Потерпев неудачу в печальной истории с череповецкой красавицей, Петушков решил остаться холостяком, пуще всего опасаясь общества женщин. Неслышно и безрадостно шелестели странички календарей, сутулилась спина, осыпались на голову годы пудрой седин. Петушков старел, не имея биографии, над счетами страхового общества «Россия», окруженный цифрами бухгалтерских книг и особым запахом ветоши, напоминавшим запах пожелтевших книжных страниц и нафталина.
Одиночества не нарушил даже племянник Вася, переехавший на 5-ую Рождественскую после смерти отца, Василия Петровича Петушкова. На короткий срок грустные звуки Васиной домбры пробудили, казалось Ивану Петровичу, нежные видения прошлого, но недели через две домбра перестала быть грустной, а вскорости сделалась невыносимой и назойливой, как июльские комары. Однако, будучи человеком корректным и деликатным, Иван Петрович не выказывал своего неудовольствия; даже в тех случаях, когда к племяннику вваливались подвыпившие приятели, наполняя квартирку нестройным звоном десятка балалаек, Петушков только запирался в своей комнате, закладывал вату в уши и ложился на кровать.
Его единственной привязанностью сделались книги, но чтение их отличалось некоторым своеобразием.

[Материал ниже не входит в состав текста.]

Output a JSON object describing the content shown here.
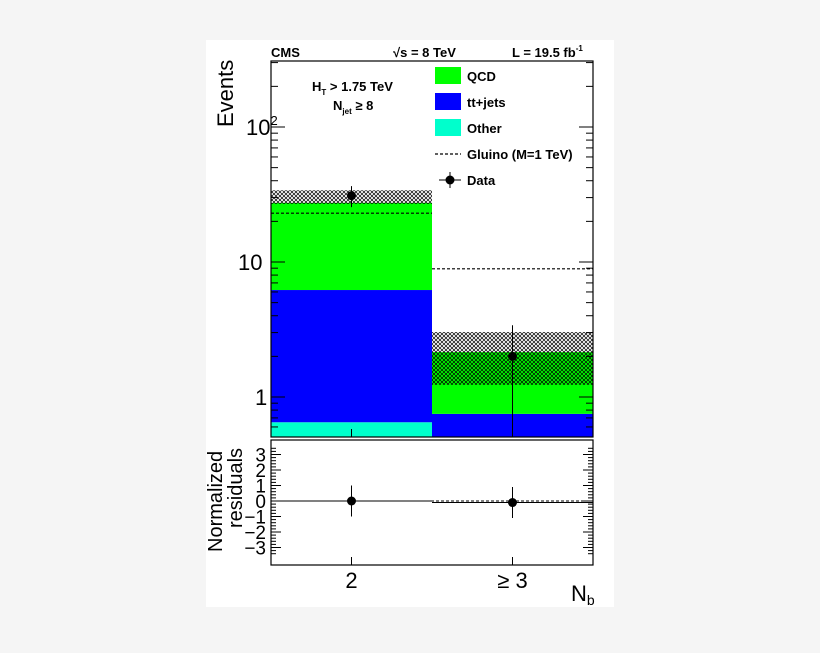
{
  "chart_data": {
    "type": "bar",
    "stacked": true,
    "header": {
      "experiment": "CMS",
      "energy": "√s = 8 TeV",
      "lumi_prefix": "L = 19.5 fb",
      "lumi_sup": "-1"
    },
    "annotations": [
      {
        "main": "H",
        "sub": "T",
        "rest": " > 1.75 TeV"
      },
      {
        "main": "N",
        "sub": "jet",
        "rest": " ≥ 8"
      }
    ],
    "categories": [
      "2",
      "≥ 3"
    ],
    "xlabel": {
      "main": "N",
      "sub": "b"
    },
    "ylabel": "Events",
    "yscale": "log",
    "ylim": [
      0.5,
      300
    ],
    "yticks": [
      {
        "v": 1,
        "label": "1"
      },
      {
        "v": 10,
        "label": "10"
      },
      {
        "v": 100,
        "label": "10",
        "sup": "2"
      }
    ],
    "colors": {
      "QCD": "#00ff00",
      "ttjets": "#0000ff",
      "Other": "#00ffcc",
      "band": "#000000"
    },
    "series": [
      {
        "name": "Other",
        "values": [
          0.65,
          0.0
        ]
      },
      {
        "name": "tt+jets",
        "values": [
          5.55,
          0.75
        ]
      },
      {
        "name": "QCD",
        "values": [
          21.2,
          1.4
        ]
      }
    ],
    "uncertainty_band": [
      [
        26.9,
        34.0
      ],
      [
        1.23,
        3.03
      ]
    ],
    "gluino": {
      "name": "Gluino (M=1 TeV)",
      "values": [
        23,
        8.9
      ]
    },
    "data": {
      "name": "Data",
      "values": [
        31,
        2.0
      ],
      "err_low": [
        5.5,
        1.9
      ],
      "err_high": [
        5.5,
        1.4
      ]
    },
    "legend": {
      "placement": "top-right",
      "entries": [
        "QCD",
        "tt+jets",
        "Other",
        "Gluino (M=1 TeV)",
        "Data"
      ]
    },
    "residuals": {
      "ylabel_line1": "Normalized",
      "ylabel_line2": "residuals",
      "ylim": [
        -3.5,
        3.5
      ],
      "yticks": [
        "3",
        "2",
        "1",
        "0",
        "−1",
        "−2",
        "−3"
      ],
      "values": [
        0.0,
        -0.1
      ],
      "err": [
        1.0,
        1.0
      ]
    }
  }
}
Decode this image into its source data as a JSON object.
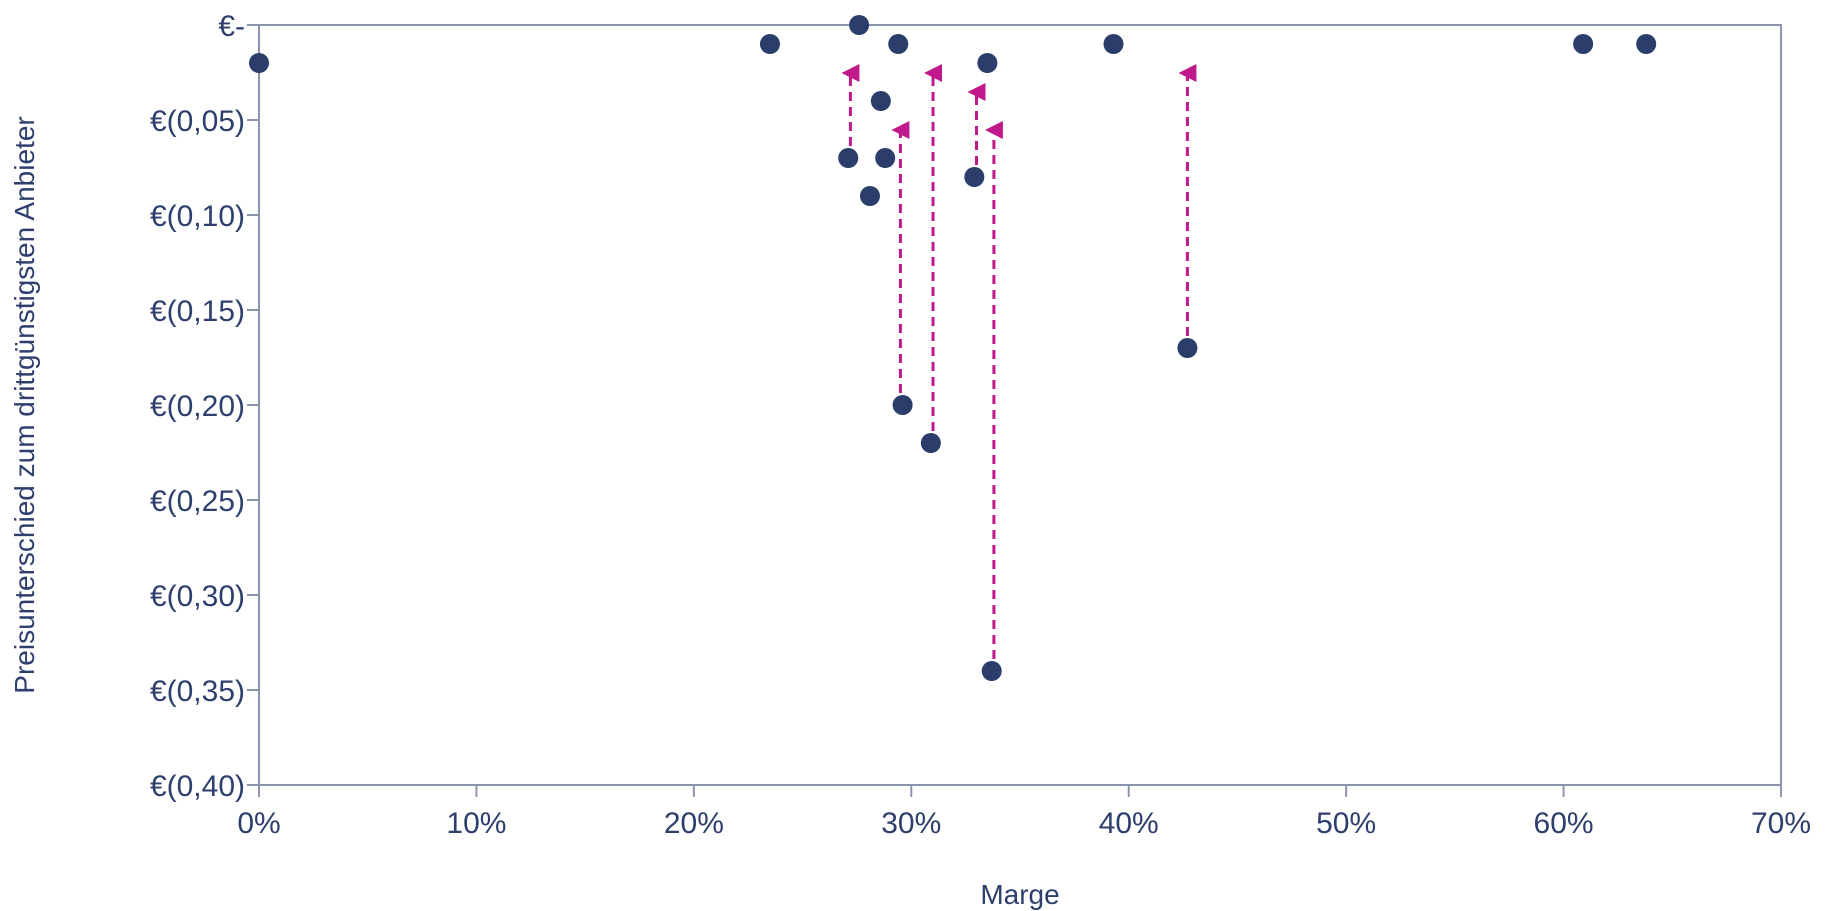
{
  "chart_data": {
    "type": "scatter",
    "title": "",
    "xlabel": "Marge",
    "ylabel": "Preisunterschied zum drittgünstigsten Anbieter",
    "xlim": [
      0,
      0.7
    ],
    "ylim": [
      -0.4,
      0
    ],
    "x_ticks": [
      {
        "value": 0.0,
        "label": "0%"
      },
      {
        "value": 0.1,
        "label": "10%"
      },
      {
        "value": 0.2,
        "label": "20%"
      },
      {
        "value": 0.3,
        "label": "30%"
      },
      {
        "value": 0.4,
        "label": "40%"
      },
      {
        "value": 0.5,
        "label": "50%"
      },
      {
        "value": 0.6,
        "label": "60%"
      },
      {
        "value": 0.7,
        "label": "70%"
      }
    ],
    "y_ticks": [
      {
        "value": 0.0,
        "label": "€-"
      },
      {
        "value": -0.05,
        "label": "€(0,05)"
      },
      {
        "value": -0.1,
        "label": "€(0,10)"
      },
      {
        "value": -0.15,
        "label": "€(0,15)"
      },
      {
        "value": -0.2,
        "label": "€(0,20)"
      },
      {
        "value": -0.25,
        "label": "€(0,25)"
      },
      {
        "value": -0.3,
        "label": "€(0,30)"
      },
      {
        "value": -0.35,
        "label": "€(0,35)"
      },
      {
        "value": -0.4,
        "label": "€(0,40)"
      }
    ],
    "grid": false,
    "points": [
      {
        "x": 0.0,
        "y": -0.02
      },
      {
        "x": 0.235,
        "y": -0.01
      },
      {
        "x": 0.276,
        "y": 0.0
      },
      {
        "x": 0.294,
        "y": -0.01
      },
      {
        "x": 0.286,
        "y": -0.04
      },
      {
        "x": 0.271,
        "y": -0.07
      },
      {
        "x": 0.288,
        "y": -0.07
      },
      {
        "x": 0.281,
        "y": -0.09
      },
      {
        "x": 0.296,
        "y": -0.2
      },
      {
        "x": 0.309,
        "y": -0.22
      },
      {
        "x": 0.329,
        "y": -0.08
      },
      {
        "x": 0.335,
        "y": -0.02
      },
      {
        "x": 0.337,
        "y": -0.34
      },
      {
        "x": 0.393,
        "y": -0.01
      },
      {
        "x": 0.427,
        "y": -0.17
      },
      {
        "x": 0.609,
        "y": -0.01
      },
      {
        "x": 0.638,
        "y": -0.01
      }
    ],
    "arrows": [
      {
        "x": 0.272,
        "from": -0.07,
        "to": -0.02
      },
      {
        "x": 0.295,
        "from": -0.2,
        "to": -0.05
      },
      {
        "x": 0.31,
        "from": -0.22,
        "to": -0.02
      },
      {
        "x": 0.33,
        "from": -0.08,
        "to": -0.03
      },
      {
        "x": 0.338,
        "from": -0.34,
        "to": -0.05
      },
      {
        "x": 0.427,
        "from": -0.17,
        "to": -0.02
      }
    ],
    "colors": {
      "point": "#2b3d6b",
      "arrow": "#c0198b",
      "axis": "#8a94ad",
      "text": "#2e3f6e"
    }
  }
}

Человеку двадцатого века, прошедшему курс пяти классов коммерческого училища, Ивану Петровичу уже не казалось чудом, что из отдельных букв слагаются какие-то понятия, чему дивился некогда примитивный Петрушка; однако, еще менее, пожалуй, интересовался Петушков содержанием прочитанных строк. Служивший в молодости корректором в «Вестнике страхования», он сохранил на всю жизнь пристрастие к этой давней своей профессии. Читая (что бы ни читал), он следил исключительно за работой наборщика, старательно вынося на поля книги корректорские закорючки. Дочитав последнюю страницу, Иван Петрович с удовлетворением потирал руки, приписывал карандашиком «готово к печати» и тотчас забывал о прочитанном навсегда.